Der dieser Arbeit beigefügte und in ihr integrierte Flowplayer war noch zu den Zeiten der Beliebtheit von Flash Streaming Verfahren, wie dem RTMP-Protokoll und Progressive Download, beim Einbinden der Videoinhalte in Webseiten sehr verbreitet, da auch eine kostenlose Version zur Verfügung steht und seit jeher dutzende eingebaute Funktionen für Web Analytics und Branding beinhaltet waren.
Dennoch ist es mit dem Advent der Media Source Extension und der direkten Interpretation von Streaming Media durch Browser und Betriebssysteme erstrebenswert, auf 3rd Party-Player zu verzichten und eine eigene Playoutlösung zu programmieren. Die Transportschicht von HLS-Streams wird vom hls.js-Plugin verlässlich bedient. Weiterhin kann der Browser die empfangenen MPEG-TS Dateien direkt darstellen. Deswegen ist der Entwurf eines auf die persönlichen Bedürfnisse bzw. das Kommunikationskonzept zugeschnittenen Players ein wichtiger Baustein einer integrierten VoD-Lösung. Der Player bietet die Möglichkeit, die Verwertung der Medien direkt zu kontrollieren, das Zuschauerverhalten zu analysieren und schließlich, Player und Anwendungen zu entwerfen, die auf vertikale Märkte zugeschnitten sind, wie Unterhaltungsmusik, klassische Musik, Sportsendungen, Reiseziele, TV Opern, Reality TV und alle anderen Sparten, die sich in einem integren und logisch verbundenen Angebot zusammenfügen lassen. Dadurch können Webplayer sowie Mobile Player für nahezu jeden Anwendungsfall entstehen, den man sich erdenken kann. Auf diese Weise kann sowohl ein Musiktheaterfestival wie ein beliebiger Fussballklub seine eigene App mit einem mehr oder minder aufwendigem Apparat an Vermarktungs- und Verwertungsalgorithmen und seiner eigenen und individuellen Videonarration erstellen.

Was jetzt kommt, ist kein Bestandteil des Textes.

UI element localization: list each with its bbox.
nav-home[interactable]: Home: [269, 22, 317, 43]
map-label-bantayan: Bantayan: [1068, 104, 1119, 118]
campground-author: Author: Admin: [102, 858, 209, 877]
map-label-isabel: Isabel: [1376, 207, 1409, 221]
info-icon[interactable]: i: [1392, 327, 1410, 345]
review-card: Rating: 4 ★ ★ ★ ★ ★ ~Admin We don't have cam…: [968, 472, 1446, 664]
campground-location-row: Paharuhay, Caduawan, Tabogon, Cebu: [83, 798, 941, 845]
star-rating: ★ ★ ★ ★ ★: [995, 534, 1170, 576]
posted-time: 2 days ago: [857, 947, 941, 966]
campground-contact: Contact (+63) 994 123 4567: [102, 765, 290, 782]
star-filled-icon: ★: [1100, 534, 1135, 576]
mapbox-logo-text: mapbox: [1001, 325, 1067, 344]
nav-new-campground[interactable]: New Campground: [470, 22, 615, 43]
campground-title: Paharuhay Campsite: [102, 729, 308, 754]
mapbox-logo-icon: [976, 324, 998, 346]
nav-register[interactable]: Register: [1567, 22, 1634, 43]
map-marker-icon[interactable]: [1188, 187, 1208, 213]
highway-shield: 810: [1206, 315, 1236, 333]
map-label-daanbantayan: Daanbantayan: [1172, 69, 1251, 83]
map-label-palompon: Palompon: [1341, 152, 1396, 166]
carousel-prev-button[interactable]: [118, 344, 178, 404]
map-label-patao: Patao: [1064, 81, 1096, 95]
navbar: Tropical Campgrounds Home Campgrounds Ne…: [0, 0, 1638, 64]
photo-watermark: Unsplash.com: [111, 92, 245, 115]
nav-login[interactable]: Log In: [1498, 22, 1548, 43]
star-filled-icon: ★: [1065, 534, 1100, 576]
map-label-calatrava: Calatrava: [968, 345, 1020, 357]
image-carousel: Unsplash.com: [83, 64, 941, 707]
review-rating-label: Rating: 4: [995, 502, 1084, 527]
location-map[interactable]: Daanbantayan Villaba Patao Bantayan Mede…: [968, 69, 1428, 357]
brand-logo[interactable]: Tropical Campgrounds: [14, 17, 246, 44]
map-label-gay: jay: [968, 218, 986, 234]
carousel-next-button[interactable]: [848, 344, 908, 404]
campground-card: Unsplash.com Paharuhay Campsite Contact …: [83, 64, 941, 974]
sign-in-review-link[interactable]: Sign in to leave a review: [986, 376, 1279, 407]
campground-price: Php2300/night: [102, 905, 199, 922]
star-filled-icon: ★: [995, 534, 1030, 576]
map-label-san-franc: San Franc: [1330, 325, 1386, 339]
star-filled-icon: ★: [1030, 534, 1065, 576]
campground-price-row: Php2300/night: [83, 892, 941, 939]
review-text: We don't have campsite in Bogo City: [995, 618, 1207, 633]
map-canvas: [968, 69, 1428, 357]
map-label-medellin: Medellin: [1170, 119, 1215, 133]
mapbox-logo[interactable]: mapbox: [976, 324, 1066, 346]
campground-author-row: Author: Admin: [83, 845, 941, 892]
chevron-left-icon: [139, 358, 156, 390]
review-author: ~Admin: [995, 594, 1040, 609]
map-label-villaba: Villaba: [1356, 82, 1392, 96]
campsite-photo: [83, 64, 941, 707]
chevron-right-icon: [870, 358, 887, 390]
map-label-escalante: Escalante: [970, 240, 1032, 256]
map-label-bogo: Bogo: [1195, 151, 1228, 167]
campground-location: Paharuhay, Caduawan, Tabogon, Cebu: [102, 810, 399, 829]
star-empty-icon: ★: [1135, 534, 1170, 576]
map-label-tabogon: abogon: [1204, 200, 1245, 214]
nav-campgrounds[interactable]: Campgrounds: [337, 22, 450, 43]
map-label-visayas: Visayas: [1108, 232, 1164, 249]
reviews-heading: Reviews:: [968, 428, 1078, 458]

Auf der Überholspur zur Webvideovermarktung gab es wenige Versuche, aus den begangenen Fehlern bei der Markteinführung von Breitbandvideo über Telefonkabel und andere moderne Übertragungsmedien zu lernen. Das Erkenntnispotenzial liegt nicht nur darin, diese Fehler nicht zu wiederholen. Es kann auch positive Informationen über erprobte Methoden liefern, wie ein neues Medium effektiv auf den Markt zu bringen sei. Des Weiteren verbergen sich in den Fallstudien von Unternehmungen, die gescheitert sind, wertvolle Informationen, welche Faktoren zu ihrer Niederlage geführt haben könnten und wie sie bei einer Marktneueinführung vermieden werden können. Ein gutes Beispiel ist nicht jede neue Extrafunktionalität für den Stein der Weisen zu halten. France Telecom hat eine „neue“ Dienstleistung überprüft, die Webseiten wie auch TV-Programme mit Gerüchen ergänzt hat. Eine ähnliche Technologie „Smell-o-Vision“ wurde in den 1950ern in den Kinos in den U.S.A. eingeführt, um die TV-Zuschauer wieder in die Kinos, mit dem Versprechen eines tieferen Erlebnisses, zu locken. Die Zuschauer fanden den Effekt jedoch wenig reizvoll103.
Ähnlich verhält es sich mit den Inhalten. Eine McLuhan zugeschriebene Äußerung lautet, dass Menschen dazu tendieren, neue Medien mit alten Medien zu füllen. Die ersten TV-Programme waren visualisierte Radioprogramme. Die ersten Radioprogramme haben dramatische Elemente aus der Gutenberggalaxie entliehen. Es würde ebenso lange dauern, die Charakteristik eines komplett neuen Mediums nachzuvollziehen, um darauf zugeschnittene Unterhaltungserlebnisse liefern zu können104.